This is the mail archive of the
gcc-bugs@gcc.gnu.org
mailing list for the GCC project.
[Bug rtl-optimization/33928] [4.3/4.4/4.5/4.6/4.7 Regression] 30% performance slowdown in floating-point code caused by r118475
- From: "lucier at math dot purdue.edu" <gcc-bugzilla at gcc dot gnu dot org>
- To: gcc-bugs at gcc dot gnu dot org
- Date: Sat, 2 Apr 2011 16:58:38 +0000
- Subject: [Bug rtl-optimization/33928] [4.3/4.4/4.5/4.6/4.7 Regression] 30% performance slowdown in floating-point code caused by r118475
- Auto-submitted: auto-generated
- References: <bug-33928-4@http.gcc.gnu.org/bugzilla/>
http://gcc.gnu.org/bugzilla/show_bug.cgi?id=33928
--- Comment #121 from lucier at math dot purdue.edu 2011-04-02 16:58:16 UTC ---
I'm inclined to close this as "Fixed" for 4.6.0.
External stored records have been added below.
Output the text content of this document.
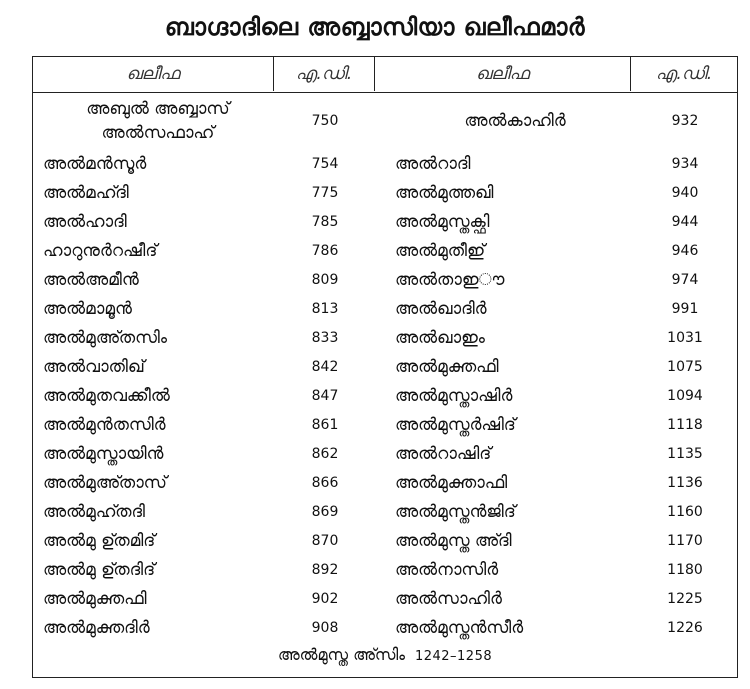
ബാഗ്ദാദിലെ അബ്ബാസിയാ ഖലീഫമാർ
ഖലീഫ	എ.ഡി.	ഖലീഫ	എ.ഡി.
അബുൽ അബ്ബാസ്
അൽസഫാഹ്
750	അൽകാഹിർ	932
അൽമൻസൂർ	754	അൽറാദി	934
അൽമഹ്ദി	775	അൽമുത്തഖി	940
അൽഹാദി	785	അൽമുസ്തക്ഫി	944
ഹാറുനുർറഷീദ്	786	അൽമുതീഇ്	946
അൽഅമീൻ	809	അൽതാഇൗ	974
അൽമാമൂൻ	813	അൽഖാദിർ	991
അൽമുഅ്തസിം	833	അൽഖാഇം	1031
അൽവാതിഖ്	842	അൽമുക്തഫി	1075
അൽമുതവക്കീൽ	847	അൽമുസ്താഷിർ	1094
അൽമുൻതസിർ	861	അൽമുസ്തർഷിദ്	1118
അൽമുസ്തായിൻ	862	അൽറാഷിദ്	1135
അൽമുഅ്താസ്	866	അൽമുക്താഫി	1136
അൽമുഹ്തദി	869	അൽമുസ്തൻജിദ്	1160
അൽമു ഉ്തമിദ്	870	അൽമുസ്ത അ്ദി	1170
അൽമു ഉ്തദിദ്	892	അൽനാസിർ	1180
അൽമുക്തഫി	902	അൽസാഹിർ	1225
അൽമുക്തദിർ	908	അൽമുസ്തൻസീർ	1226
അൽമുസ്ത അ്സിം 1242–1258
I've taken the file mentioned in the previous comment and followed the
instructions in the readme. The times for a forward FFT of 2^{25} complex
doubles on a 2.4HGz Intel Core i5 on x86_64-apple-darwin10.7.0 are as follows:
With the usual compiler options of
-O1 -fno-math-errno -fschedule-insns2 -fno-trapping-math -fno-strict-aliasing
-fwrapv -fomit-frame-pointer -fPIC -fno-common -mieee-fp
4.5.2:
2433 ms cpu time (2427 user, 6 system)
4.6.0:
2158 ms cpu time (2154 user, 4 system)
Adding -fschedule-insns -march=native to the above:
4.5.2:
2067 ms cpu time (2060 user, 7 system)
4.6.0:
2016 ms cpu time (2012 user, 4 system)
The assembly for the main loop looks much better.